My sister injured her knee very badly during an exercise class. One of my best friends and I are in agreement that this is a very good reason not to exercise.
A breast self-exam is kind of the same thing.
Right around the time of Miss I.'s arrival, I noticed something. I didn't think that something could be really something (or if it was, I thought it was a swollen gland) -- after all, what were the odds? With everything else I already have? Just after the baby finally came home?! But since I'd found it, I decided to ask my doctor. We followed it through my cycles for two months, and it didn't change. And she found another.
Dh had a dream that night.

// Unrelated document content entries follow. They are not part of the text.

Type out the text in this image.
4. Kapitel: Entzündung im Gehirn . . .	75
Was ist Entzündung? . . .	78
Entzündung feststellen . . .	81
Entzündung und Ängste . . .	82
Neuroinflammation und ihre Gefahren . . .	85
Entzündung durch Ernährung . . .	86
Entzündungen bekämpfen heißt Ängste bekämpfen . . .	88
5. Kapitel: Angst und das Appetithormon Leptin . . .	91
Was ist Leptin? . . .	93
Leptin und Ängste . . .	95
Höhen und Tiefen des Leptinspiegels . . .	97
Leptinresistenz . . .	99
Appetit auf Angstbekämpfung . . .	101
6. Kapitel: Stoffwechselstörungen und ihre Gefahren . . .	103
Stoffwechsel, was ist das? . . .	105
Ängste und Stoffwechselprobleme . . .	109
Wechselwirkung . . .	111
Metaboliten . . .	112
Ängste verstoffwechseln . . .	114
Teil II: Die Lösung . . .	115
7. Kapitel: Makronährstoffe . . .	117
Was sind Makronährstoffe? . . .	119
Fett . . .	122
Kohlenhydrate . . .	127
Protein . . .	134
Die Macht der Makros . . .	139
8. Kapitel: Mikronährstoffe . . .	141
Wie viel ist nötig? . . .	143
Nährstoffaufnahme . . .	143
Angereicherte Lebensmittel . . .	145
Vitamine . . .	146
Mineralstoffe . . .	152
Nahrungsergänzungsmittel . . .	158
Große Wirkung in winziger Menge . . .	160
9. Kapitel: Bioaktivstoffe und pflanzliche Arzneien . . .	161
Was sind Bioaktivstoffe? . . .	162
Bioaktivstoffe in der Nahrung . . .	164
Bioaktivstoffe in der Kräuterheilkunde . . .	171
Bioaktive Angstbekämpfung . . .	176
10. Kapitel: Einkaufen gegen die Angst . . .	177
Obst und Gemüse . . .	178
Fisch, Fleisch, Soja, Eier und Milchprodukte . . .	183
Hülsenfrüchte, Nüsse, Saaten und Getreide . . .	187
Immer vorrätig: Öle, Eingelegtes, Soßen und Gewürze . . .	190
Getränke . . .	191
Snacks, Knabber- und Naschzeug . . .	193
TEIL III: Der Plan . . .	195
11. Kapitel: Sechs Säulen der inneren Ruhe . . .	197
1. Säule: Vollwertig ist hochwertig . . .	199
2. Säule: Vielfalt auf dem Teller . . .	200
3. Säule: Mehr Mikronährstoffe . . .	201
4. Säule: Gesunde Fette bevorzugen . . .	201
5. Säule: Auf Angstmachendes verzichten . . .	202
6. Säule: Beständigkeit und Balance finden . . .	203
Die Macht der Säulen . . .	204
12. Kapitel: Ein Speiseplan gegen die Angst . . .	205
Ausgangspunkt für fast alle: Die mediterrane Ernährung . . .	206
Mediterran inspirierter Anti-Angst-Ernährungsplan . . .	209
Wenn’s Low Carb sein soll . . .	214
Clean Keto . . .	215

Dh, who never dreams (or never remembers dreaming, which is more likely), dreamt that I left him, and left a message asking when he wanted to meet me to get the kids. I was leaving them too. Since I'm in the middle of reading The Interpretation of Dreams, I was trying to figure out how that could possibly be wishfulfillment and not an anxiety dream (but Wittgenstein argues that Freud's work suffers for his urphanomen, and I can't argue with that). Dh couldn't decide if it was a dream about breast cancer or about my supreme frustration of late, but either way, he was mad at me. Even after he woke up.
Radiology at our women's hospital also takes the possibility of breast cancer in a young (not that I feel young) woman seriously, and they squeezed me in right away to squeeze me. The radiologist did the exam himself. He asked if I'd found the lump myself: "During a self-exam? No one does those things."
I did, and I found something, and I'm fine.
On the one hand, the possibility of false alarm - or, if you're avoidant like me, of a real alarm - seems like a good reason not to do a breast self-exam. On the other hand, it isn't better not to know.